Raisons politiques ? 
Les personnalités arrêtées - et détenues dans un lieu non précisé par les autorités - vont être jugées devant un tribunal, a indiqué lundi le procureur général. Mais cette vague d'arrestations pourrait aussi faire partie d'une lutte pour le pouvoir, a souligné mercredi Human Rights Watch (HRW). L'ONG s'est inquiétée du fait que ces personnes sont détenues sans que les autorités n'avancent les raisons de leur emprisonnement.

Elle intervient au moment où Mohammad ben Salmane consolide son pouvoir et tente d'introduire des réformes économiques et sociales inédites. Contrôlant les principaux leviers du gouvernement, de la défense à l'économie, le jeune prince héritier semble chercher à étouffer les contestations internes avant tout transfert formel du pouvoir par son père, le roi Salmane, âgé de 81 ans.

Signe que c'est l'homme fort du pays, c'est lui qui recevra jeudi soir à Riyad le président Emmanuel Macron: le chef de l'Etat français a annoncé cette visite surprise alors qu'il se trouve à Abou Dhabi. 

Le prince héritier a initié un vaste plan de réformes appelé "Vision 2030", destiné notamment à diversifier l'économie saoudienne, trop dépendante du pétrole. Depuis la chute des prix du brut à la mi-2014, Riyad a dû fortement réduire ses dépenses publiques. Fin septembre, le pays, le dernier au monde interdisant aux femmes de conduire, avaient annoncé qu'elles pourraient prendre le volant à compter de juin 2018.
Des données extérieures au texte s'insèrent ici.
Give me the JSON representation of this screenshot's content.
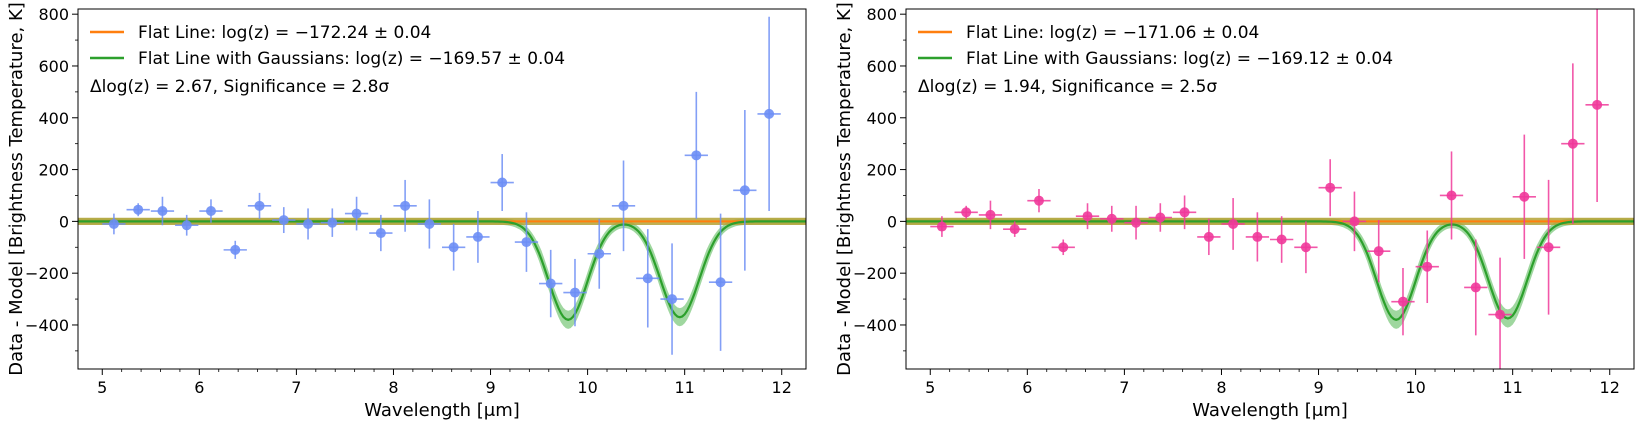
{
  "chart_data": [
    {
      "type": "scatter",
      "panel": "left",
      "xlabel": "Wavelength [μm]",
      "ylabel": "Data - Model [Brightness Temperature, K]",
      "xlim": [
        4.75,
        12.25
      ],
      "ylim": [
        -570,
        820
      ],
      "xticks": [
        5,
        6,
        7,
        8,
        9,
        10,
        11,
        12
      ],
      "yticks": [
        -400,
        -200,
        0,
        200,
        400,
        600,
        800
      ],
      "grid": false,
      "legend_position": "top-left",
      "legend": {
        "flat_label": "Flat Line: log(z) = −172.24 ± 0.04",
        "gauss_label": "Flat Line with Gaussians: log(z) = −169.57 ± 0.04",
        "significance": "Δlog(z) = 2.67, Significance = 2.8σ"
      },
      "colors": {
        "points": "#6d8ef5",
        "flat": "#ff7f0e",
        "gauss": "#2ca02c",
        "band": "#7fc97f"
      },
      "flat_level": 0,
      "gaussians": [
        {
          "center": 9.8,
          "sigma": 0.2,
          "amp": -380
        },
        {
          "center": 10.95,
          "sigma": 0.2,
          "amp": -370
        }
      ],
      "band_width": 35,
      "points": [
        {
          "x": 5.12,
          "y": -10,
          "xerr": 0.12,
          "yerr": 40
        },
        {
          "x": 5.37,
          "y": 45,
          "xerr": 0.12,
          "yerr": 25
        },
        {
          "x": 5.62,
          "y": 40,
          "xerr": 0.12,
          "yerr": 55
        },
        {
          "x": 5.87,
          "y": -15,
          "xerr": 0.12,
          "yerr": 40
        },
        {
          "x": 6.12,
          "y": 40,
          "xerr": 0.12,
          "yerr": 45
        },
        {
          "x": 6.37,
          "y": -110,
          "xerr": 0.12,
          "yerr": 35
        },
        {
          "x": 6.62,
          "y": 60,
          "xerr": 0.12,
          "yerr": 50
        },
        {
          "x": 6.87,
          "y": 5,
          "xerr": 0.12,
          "yerr": 50
        },
        {
          "x": 7.12,
          "y": -10,
          "xerr": 0.12,
          "yerr": 60
        },
        {
          "x": 7.37,
          "y": -5,
          "xerr": 0.12,
          "yerr": 55
        },
        {
          "x": 7.62,
          "y": 30,
          "xerr": 0.12,
          "yerr": 65
        },
        {
          "x": 7.87,
          "y": -45,
          "xerr": 0.12,
          "yerr": 70
        },
        {
          "x": 8.12,
          "y": 60,
          "xerr": 0.12,
          "yerr": 100
        },
        {
          "x": 8.37,
          "y": -10,
          "xerr": 0.12,
          "yerr": 95
        },
        {
          "x": 8.62,
          "y": -100,
          "xerr": 0.12,
          "yerr": 90
        },
        {
          "x": 8.87,
          "y": -60,
          "xerr": 0.12,
          "yerr": 100
        },
        {
          "x": 9.12,
          "y": 150,
          "xerr": 0.12,
          "yerr": 110
        },
        {
          "x": 9.37,
          "y": -80,
          "xerr": 0.12,
          "yerr": 115
        },
        {
          "x": 9.62,
          "y": -240,
          "xerr": 0.12,
          "yerr": 130
        },
        {
          "x": 9.87,
          "y": -275,
          "xerr": 0.12,
          "yerr": 130
        },
        {
          "x": 10.12,
          "y": -125,
          "xerr": 0.12,
          "yerr": 135
        },
        {
          "x": 10.37,
          "y": 60,
          "xerr": 0.12,
          "yerr": 175
        },
        {
          "x": 10.62,
          "y": -220,
          "xerr": 0.12,
          "yerr": 190
        },
        {
          "x": 10.87,
          "y": -300,
          "xerr": 0.12,
          "yerr": 215
        },
        {
          "x": 11.12,
          "y": 255,
          "xerr": 0.12,
          "yerr": 245
        },
        {
          "x": 11.37,
          "y": -235,
          "xerr": 0.12,
          "yerr": 265
        },
        {
          "x": 11.62,
          "y": 120,
          "xerr": 0.12,
          "yerr": 310
        },
        {
          "x": 11.87,
          "y": 415,
          "xerr": 0.12,
          "yerr": 375
        }
      ]
    },
    {
      "type": "scatter",
      "panel": "right",
      "xlabel": "Wavelength [μm]",
      "ylabel": "Data - Model [Brightness Temperature, K]",
      "xlim": [
        4.75,
        12.25
      ],
      "ylim": [
        -570,
        820
      ],
      "xticks": [
        5,
        6,
        7,
        8,
        9,
        10,
        11,
        12
      ],
      "yticks": [
        -400,
        -200,
        0,
        200,
        400,
        600,
        800
      ],
      "grid": false,
      "legend_position": "top-left",
      "legend": {
        "flat_label": "Flat Line: log(z) = −171.06 ± 0.04",
        "gauss_label": "Flat Line with Gaussians: log(z) = −169.12 ± 0.04",
        "significance": "Δlog(z) = 1.94, Significance = 2.5σ"
      },
      "colors": {
        "points": "#f0399a",
        "flat": "#ff7f0e",
        "gauss": "#2ca02c",
        "band": "#7fc97f"
      },
      "flat_level": 0,
      "gaussians": [
        {
          "center": 9.8,
          "sigma": 0.2,
          "amp": -380
        },
        {
          "center": 10.95,
          "sigma": 0.2,
          "amp": -375
        }
      ],
      "band_width": 35,
      "points": [
        {
          "x": 5.12,
          "y": -20,
          "xerr": 0.12,
          "yerr": 40
        },
        {
          "x": 5.37,
          "y": 35,
          "xerr": 0.12,
          "yerr": 25
        },
        {
          "x": 5.62,
          "y": 25,
          "xerr": 0.12,
          "yerr": 55
        },
        {
          "x": 5.87,
          "y": -30,
          "xerr": 0.12,
          "yerr": 30
        },
        {
          "x": 6.12,
          "y": 80,
          "xerr": 0.12,
          "yerr": 45
        },
        {
          "x": 6.37,
          "y": -100,
          "xerr": 0.12,
          "yerr": 30
        },
        {
          "x": 6.62,
          "y": 20,
          "xerr": 0.12,
          "yerr": 50
        },
        {
          "x": 6.87,
          "y": 10,
          "xerr": 0.12,
          "yerr": 50
        },
        {
          "x": 7.12,
          "y": -5,
          "xerr": 0.12,
          "yerr": 65
        },
        {
          "x": 7.37,
          "y": 15,
          "xerr": 0.12,
          "yerr": 55
        },
        {
          "x": 7.62,
          "y": 35,
          "xerr": 0.12,
          "yerr": 65
        },
        {
          "x": 7.87,
          "y": -60,
          "xerr": 0.12,
          "yerr": 70
        },
        {
          "x": 8.12,
          "y": -10,
          "xerr": 0.12,
          "yerr": 100
        },
        {
          "x": 8.37,
          "y": -60,
          "xerr": 0.12,
          "yerr": 95
        },
        {
          "x": 8.62,
          "y": -70,
          "xerr": 0.12,
          "yerr": 90
        },
        {
          "x": 8.87,
          "y": -100,
          "xerr": 0.12,
          "yerr": 100
        },
        {
          "x": 9.12,
          "y": 130,
          "xerr": 0.12,
          "yerr": 110
        },
        {
          "x": 9.37,
          "y": 0,
          "xerr": 0.12,
          "yerr": 115
        },
        {
          "x": 9.62,
          "y": -115,
          "xerr": 0.12,
          "yerr": 120
        },
        {
          "x": 9.87,
          "y": -310,
          "xerr": 0.12,
          "yerr": 130
        },
        {
          "x": 10.12,
          "y": -175,
          "xerr": 0.12,
          "yerr": 140
        },
        {
          "x": 10.37,
          "y": 100,
          "xerr": 0.12,
          "yerr": 170
        },
        {
          "x": 10.62,
          "y": -255,
          "xerr": 0.12,
          "yerr": 185
        },
        {
          "x": 10.87,
          "y": -360,
          "xerr": 0.12,
          "yerr": 220
        },
        {
          "x": 11.12,
          "y": 95,
          "xerr": 0.12,
          "yerr": 240
        },
        {
          "x": 11.37,
          "y": -100,
          "xerr": 0.12,
          "yerr": 260
        },
        {
          "x": 11.62,
          "y": 300,
          "xerr": 0.12,
          "yerr": 310
        },
        {
          "x": 11.87,
          "y": 450,
          "xerr": 0.12,
          "yerr": 375
        }
      ]
    }
  ]
}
L'annonce de jeudi s'inscrit dans un climat politique et diplomatique très tendu, avec des échanges de plus en plus vifs entre l'Arabie sunnite et son rival iranien. Ces deux grandes puissances, qui se disputent depuis des décennies le leadership régional, s'opposent sur de nombreux dossiers dont notamment les guerres en Syrie et au Yémen. En Syrie, l'Iran, aidé par le mouvement chiite libanais Hezbollah, est le principal soutien régional du régime de Bachar el-Assad. L'Arabie a, elle, appuyé des groupes rebelles.

 

(Lire aussi : Après la purge, les autorités saoudiennes veulent rassurer les investisseurs)

 

Climat régional tendu
Dans ce contexte tendu, Riyad a appelé jeudi ses ressortissants à quitter "le plus vite possible" le Liban "vu la situation" dans ce pays. Quelques jours plus tôt, le protégé de l'Arabie saoudite, le Premier ministre libanais Saad Hariri, avait annoncé sa démission depuis le royaume en accusant le Hezbollah et son allié iranien de "mainmise" sur le Liban. Dimanche, le chef du Hezbollah, Hassan Nasrallah, dont le mouvement était membre de la coalition gouvernementale de M. Hariri, a accusé Riyad d'avoir contraint Saad Hariri à la démission et s'est demandé s'il était assigné à résidence.

 

(Lire aussi : Beyrouth réclame le retour de Hariri)

 

Au Yémen, l'Arabie saoudite a lancé en mars 2015 une opération militaire à la tête d'une coalition arabe pour empêcher les rebelles chiites houthis -accusés d'être appuyés par Téhéran- de prendre le contrôle de l'ensemble de ce pays voisin.

Riyad a accusé mercredi l'Iran "d'agression directe" après le tir d'un missile en direction de l'aéroport international de Riyad par les rebelles. Les Etats-Unis de Donald Trump se sont aussitôt rangés du côté des autorités saoudiennes. Dans un communiqué, l'ambassadrice américaine à l'ONU, Nikki Haley, a "encouragé" les Nations unies "à prendre les mesures nécessaires pour tenir le régime iranien responsable de ces violations".